Assuming that the enzymes and their locations can be identified, there is still much that needs to be determined to define the metabolic network at a level that is suitable for predictive modeling of fluxes. In particular, as well as defining the levels of the enzymes and their substrates, it is also necessary to identify all the regulatory mechanisms that operate in the network. At one level, this requires the characterization of all the molecular crosstalk that allows the components of the system to influence enzyme activity through effector-binding interactions; and at a higher level, and particularly in a system that will generally not be maintained in a steady state, it is also necessary to define the relationship between gene expression and the performance of the network, for example, to include the effects of circadian rhythms, light–dark transitions, and developmental triggers on enzyme levels. Clearly, the information required to define a metabolic network at this level of precision is not available for the cells of an organism as complicated as a higher plant, and indeed it is arguable that the emerging discipline of systems biology is unlikely to provide it, since the methodological focus is analytical, concentrating on genome-scale datasets for transcripts, proteins, and metabolites rather than mechanistic (Sweetlove et al., 2003). It is also interesting to note that transcriptomic and proteomic analysis of simpler systems has not revealed direct quantitative correlations with metabolic fluxes (Oh and Liao, 2000; Oh et al>., 2002; ter Kuile and Westerhoff, 2001), demonstrating that high-throughput methods are not yet able to provide an effective alternative to the detailed kinetic and regulatory characterization of a metabolic network if the aim is predictive metabolic engineering.

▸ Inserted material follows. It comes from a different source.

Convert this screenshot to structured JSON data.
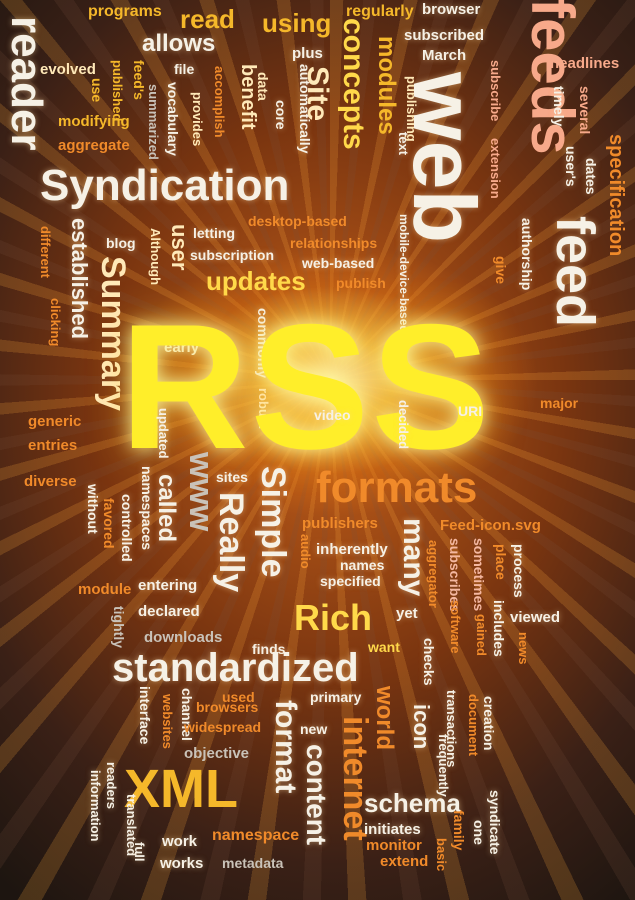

While this section has emphasized the importance and difficulty of defining a complete plant metabolic network, the analysis of even an incompletely specified metabolic network can be informative. For example, genome-scale models of metabolism have been developed that allow reliable predictions of the growth potential of mutant phenotypes in E. coli, even though the analysis is based on genome annotation that is only 60–70% complete (Edwards and Palsson, 2000a; Edwards et al., 2001; Price et al., 2003). Similarly, a metabolic flux analysis of the principal pathways of carbon metabolism in Corynebacterium glutamicum was sufficiently detailed to identify a substantial diversion of resources into a cyclic flux involving the anaplerotic pathways (Petersenet al., 2000). This observation provided the basis for a rational manipulation of the system and indeed the production of a strain lacking phosphoenolpyruvate (PEP) carboxykinase had the desired effect of decreasing metabolic cycling and increasing lysine production (Petersen et al., 2001). Thus, while it is always possible that an incomplete metabolic model lacks the key feature that determines a relevant property of the system, worthwhile predictions of metabolic performance can often be made with such models. Moreover, even incorrect predictions are useful because they may suggest ways in which the model can be improved.